For instance, let's assume we need to find getKthAncestor(1, 8). We can first determine x = getKthAncestor(1, 4) and then compute getKthAncestor(x, 4). This approach bears resemblance to dynamic programming.

Let's define $dp[i][j]$ as the i-th node's ancestor at the $2^j$ position, where $dp[i][j] = dp[dp[i][j-1]][j]$ and $dp[i][0] = parent[i]$.

During initialization, we can initialize the $dp[i][j]$ array.
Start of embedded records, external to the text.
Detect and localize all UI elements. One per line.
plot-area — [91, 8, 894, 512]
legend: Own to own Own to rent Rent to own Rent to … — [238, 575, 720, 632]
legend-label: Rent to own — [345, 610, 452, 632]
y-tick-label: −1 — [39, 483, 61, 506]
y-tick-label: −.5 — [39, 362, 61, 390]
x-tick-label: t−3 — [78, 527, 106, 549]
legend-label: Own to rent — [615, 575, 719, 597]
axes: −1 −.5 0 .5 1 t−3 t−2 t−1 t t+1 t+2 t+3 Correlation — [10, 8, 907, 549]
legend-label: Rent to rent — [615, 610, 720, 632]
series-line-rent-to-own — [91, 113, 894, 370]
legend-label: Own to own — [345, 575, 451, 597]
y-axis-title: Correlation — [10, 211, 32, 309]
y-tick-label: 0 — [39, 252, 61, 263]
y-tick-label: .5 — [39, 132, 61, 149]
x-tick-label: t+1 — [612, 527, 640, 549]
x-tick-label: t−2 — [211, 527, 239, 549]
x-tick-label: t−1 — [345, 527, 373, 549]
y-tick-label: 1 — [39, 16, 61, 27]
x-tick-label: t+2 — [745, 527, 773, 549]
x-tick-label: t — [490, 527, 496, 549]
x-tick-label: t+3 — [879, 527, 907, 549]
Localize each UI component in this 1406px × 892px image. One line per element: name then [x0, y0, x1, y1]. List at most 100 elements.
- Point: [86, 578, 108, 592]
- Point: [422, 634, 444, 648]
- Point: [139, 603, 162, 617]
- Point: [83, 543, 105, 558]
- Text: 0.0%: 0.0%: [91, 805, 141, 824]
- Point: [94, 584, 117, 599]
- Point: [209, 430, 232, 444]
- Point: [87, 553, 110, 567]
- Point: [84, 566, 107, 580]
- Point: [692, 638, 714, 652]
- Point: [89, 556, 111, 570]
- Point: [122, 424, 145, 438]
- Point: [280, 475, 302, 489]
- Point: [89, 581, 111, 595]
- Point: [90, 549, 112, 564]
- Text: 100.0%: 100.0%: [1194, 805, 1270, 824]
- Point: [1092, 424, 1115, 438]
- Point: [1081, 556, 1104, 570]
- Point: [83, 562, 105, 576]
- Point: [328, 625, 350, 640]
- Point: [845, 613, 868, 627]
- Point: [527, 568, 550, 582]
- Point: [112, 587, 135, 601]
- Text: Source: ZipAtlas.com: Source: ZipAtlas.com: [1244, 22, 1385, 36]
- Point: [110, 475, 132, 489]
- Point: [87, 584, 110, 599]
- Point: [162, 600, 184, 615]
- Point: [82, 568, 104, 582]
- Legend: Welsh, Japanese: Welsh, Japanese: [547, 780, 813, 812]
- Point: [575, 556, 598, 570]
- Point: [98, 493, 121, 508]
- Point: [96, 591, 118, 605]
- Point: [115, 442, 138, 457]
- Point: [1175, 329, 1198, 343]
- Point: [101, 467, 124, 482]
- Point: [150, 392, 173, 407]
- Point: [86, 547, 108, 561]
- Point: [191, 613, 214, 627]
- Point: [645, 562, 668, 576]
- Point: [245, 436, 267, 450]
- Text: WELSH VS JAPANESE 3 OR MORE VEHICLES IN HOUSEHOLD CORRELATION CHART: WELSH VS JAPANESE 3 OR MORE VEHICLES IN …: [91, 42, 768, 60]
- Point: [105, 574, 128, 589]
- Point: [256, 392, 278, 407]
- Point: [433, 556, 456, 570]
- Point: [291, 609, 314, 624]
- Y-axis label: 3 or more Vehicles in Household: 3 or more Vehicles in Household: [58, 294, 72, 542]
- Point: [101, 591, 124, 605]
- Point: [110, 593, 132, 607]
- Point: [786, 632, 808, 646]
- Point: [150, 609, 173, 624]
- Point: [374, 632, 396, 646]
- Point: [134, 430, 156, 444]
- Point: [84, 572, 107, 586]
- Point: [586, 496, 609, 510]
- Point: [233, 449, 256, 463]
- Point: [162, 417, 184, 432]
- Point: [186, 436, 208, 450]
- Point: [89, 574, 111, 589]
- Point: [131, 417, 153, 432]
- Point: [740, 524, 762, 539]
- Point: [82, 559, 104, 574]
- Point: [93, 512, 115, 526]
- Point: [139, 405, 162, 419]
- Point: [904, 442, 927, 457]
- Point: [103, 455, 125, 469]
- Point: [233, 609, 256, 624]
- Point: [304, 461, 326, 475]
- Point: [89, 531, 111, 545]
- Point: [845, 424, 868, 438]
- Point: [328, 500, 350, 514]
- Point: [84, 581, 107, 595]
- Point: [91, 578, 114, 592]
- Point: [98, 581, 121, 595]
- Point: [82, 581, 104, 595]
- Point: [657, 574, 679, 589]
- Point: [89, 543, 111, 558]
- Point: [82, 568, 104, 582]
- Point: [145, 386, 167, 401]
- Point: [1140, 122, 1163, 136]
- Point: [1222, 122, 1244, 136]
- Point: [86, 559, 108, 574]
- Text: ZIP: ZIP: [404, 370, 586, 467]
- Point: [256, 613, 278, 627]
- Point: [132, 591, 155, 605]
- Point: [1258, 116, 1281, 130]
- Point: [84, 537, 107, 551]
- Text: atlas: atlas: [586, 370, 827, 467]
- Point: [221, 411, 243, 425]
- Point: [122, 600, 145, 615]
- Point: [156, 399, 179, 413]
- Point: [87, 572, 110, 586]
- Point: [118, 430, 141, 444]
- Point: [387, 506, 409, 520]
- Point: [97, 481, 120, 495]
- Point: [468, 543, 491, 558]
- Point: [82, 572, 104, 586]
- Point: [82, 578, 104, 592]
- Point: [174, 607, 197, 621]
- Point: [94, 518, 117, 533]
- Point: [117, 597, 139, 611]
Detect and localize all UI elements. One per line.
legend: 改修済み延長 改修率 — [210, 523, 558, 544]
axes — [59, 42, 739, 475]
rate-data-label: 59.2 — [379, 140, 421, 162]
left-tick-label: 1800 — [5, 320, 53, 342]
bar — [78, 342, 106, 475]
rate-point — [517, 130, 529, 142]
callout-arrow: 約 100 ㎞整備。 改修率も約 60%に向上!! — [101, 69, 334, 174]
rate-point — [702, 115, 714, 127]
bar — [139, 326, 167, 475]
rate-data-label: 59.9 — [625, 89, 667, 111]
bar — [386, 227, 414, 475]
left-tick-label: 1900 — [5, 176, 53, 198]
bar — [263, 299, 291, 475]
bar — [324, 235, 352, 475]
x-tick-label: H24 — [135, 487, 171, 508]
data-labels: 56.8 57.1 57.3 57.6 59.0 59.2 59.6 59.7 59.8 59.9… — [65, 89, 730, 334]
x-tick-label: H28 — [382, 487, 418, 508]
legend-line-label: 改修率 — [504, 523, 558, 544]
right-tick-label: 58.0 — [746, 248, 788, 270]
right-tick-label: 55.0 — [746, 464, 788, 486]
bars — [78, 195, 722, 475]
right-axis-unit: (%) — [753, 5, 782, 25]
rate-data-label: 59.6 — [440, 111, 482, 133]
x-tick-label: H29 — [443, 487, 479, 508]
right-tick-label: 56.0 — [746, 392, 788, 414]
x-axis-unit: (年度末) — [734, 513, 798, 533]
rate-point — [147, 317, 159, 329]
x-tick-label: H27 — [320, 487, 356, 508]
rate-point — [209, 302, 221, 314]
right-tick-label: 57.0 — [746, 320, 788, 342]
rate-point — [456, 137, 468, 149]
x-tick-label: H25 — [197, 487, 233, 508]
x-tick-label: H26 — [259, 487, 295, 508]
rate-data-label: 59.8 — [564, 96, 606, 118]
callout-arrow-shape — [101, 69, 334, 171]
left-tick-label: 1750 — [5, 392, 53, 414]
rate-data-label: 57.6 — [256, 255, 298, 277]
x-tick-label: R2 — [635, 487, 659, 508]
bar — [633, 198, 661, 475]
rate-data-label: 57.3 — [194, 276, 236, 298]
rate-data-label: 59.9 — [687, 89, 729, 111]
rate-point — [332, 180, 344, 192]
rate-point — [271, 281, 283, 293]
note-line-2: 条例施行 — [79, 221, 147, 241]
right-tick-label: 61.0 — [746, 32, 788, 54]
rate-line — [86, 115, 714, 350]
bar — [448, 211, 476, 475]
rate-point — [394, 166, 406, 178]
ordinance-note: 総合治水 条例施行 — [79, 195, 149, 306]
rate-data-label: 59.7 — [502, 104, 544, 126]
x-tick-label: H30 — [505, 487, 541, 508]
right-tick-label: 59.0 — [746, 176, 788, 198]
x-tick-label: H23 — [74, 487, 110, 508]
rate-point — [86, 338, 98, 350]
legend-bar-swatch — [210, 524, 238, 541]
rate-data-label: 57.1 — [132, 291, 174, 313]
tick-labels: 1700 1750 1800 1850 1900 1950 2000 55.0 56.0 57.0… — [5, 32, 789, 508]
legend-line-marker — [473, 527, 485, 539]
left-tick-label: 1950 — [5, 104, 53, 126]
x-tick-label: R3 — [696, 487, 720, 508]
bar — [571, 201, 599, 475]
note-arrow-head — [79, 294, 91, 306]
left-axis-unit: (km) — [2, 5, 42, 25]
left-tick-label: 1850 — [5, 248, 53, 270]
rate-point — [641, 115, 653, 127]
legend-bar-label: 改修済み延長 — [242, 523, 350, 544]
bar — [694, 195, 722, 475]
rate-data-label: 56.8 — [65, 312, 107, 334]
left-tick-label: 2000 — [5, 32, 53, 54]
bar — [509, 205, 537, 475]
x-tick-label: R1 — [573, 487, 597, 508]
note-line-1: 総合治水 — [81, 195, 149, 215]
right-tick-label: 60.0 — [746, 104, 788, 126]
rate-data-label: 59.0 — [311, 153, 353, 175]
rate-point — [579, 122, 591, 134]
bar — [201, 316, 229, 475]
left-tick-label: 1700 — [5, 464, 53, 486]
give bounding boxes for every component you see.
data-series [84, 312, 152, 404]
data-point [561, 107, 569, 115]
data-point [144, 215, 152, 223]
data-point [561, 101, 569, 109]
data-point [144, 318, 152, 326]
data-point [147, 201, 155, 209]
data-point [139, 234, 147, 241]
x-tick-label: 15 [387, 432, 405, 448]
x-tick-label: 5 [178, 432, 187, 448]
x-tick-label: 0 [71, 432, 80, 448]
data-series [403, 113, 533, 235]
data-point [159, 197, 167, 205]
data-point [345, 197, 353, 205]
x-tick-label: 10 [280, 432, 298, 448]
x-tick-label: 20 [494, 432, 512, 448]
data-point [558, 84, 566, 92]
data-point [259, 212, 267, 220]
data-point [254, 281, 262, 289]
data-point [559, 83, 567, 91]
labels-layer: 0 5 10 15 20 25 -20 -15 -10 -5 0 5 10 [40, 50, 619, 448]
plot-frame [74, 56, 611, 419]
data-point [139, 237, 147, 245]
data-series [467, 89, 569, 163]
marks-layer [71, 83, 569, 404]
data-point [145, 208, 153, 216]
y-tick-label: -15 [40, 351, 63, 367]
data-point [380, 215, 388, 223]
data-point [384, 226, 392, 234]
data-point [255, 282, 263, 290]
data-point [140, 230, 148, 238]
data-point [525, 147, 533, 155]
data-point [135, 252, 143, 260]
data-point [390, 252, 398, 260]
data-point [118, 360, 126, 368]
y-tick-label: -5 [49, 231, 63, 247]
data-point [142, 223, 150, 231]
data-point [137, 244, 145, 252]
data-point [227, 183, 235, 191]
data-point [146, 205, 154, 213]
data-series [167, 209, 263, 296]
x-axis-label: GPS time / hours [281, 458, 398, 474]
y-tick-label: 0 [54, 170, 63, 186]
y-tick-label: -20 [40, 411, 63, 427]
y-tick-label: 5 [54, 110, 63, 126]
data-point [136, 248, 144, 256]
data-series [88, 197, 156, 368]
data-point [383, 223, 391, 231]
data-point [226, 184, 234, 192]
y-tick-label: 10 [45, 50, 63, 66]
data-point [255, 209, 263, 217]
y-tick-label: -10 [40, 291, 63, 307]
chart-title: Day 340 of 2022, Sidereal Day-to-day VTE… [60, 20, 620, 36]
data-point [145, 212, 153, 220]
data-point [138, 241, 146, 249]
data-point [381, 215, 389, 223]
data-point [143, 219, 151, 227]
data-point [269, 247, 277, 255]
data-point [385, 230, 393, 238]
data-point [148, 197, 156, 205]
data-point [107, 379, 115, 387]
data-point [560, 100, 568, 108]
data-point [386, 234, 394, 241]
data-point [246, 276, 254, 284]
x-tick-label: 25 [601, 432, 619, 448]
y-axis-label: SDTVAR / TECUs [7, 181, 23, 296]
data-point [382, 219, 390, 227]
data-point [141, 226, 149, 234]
Given that $1 \leq k \leq n \leq 5 * 10^4$, the first dimension of the $dp$ array should have a size of n, and the second dimension's size can be set to logk = 20. In the constructor, we compute the $dp[i][j]$ array, taking care to handle the case when $dp[i][j] = -1$.

In the getKthAncestor() function, we can employ bitwise operations to calculate the parent node: $pa = dp[pa][i]$, provided that $((1 << i) & k) \neq 0$. If we compute $pa = -1$, we simply return pa.

Code

class TreeAncestor {
  public:
    TreeAncestor(int n, vector<int> &parent) :
        cnt_(n), index_(0), dp(n) {
        int x = 0;
        for (int i = 0; i < parent.size(); ++i) {
            parent_.push_back(parent[i]);
        }
        for (int i = 0; i < cnt_; ++i) {
            for (int j = 0; j < logk; ++j) {
                dp[i].push_back(-1);
            }
        }
        for (int i = 0; i < cnt_; ++i) {
            dp[i][0] = parent_[i];
        }
        while (index_ < logk) {
            for (int i = 0; i < cnt_; ++i) {
                if (dp[i][index_] != -1) {
                    dp[i][index_ + 1] = dp[dp[i][index_]][index_];
                }
            }
            x *= 2;
            ++index_;
        }
    }
    int getKthAncestor(int node, int k) {
        int pa = node;
        for (int i = 0; (1 << i) <= k; ++i) {
            if (((1 << i) & k) != 0) {
                pa = dp[pa][i];
                if (pa == -1) {
                    return pa;
                }
            }
        }
        return pa;
    }

  private:
    int cnt_;
    vector<int> parent_;
    int index_;
    vector<vector<int>> dp;
    const int logk = 20;
};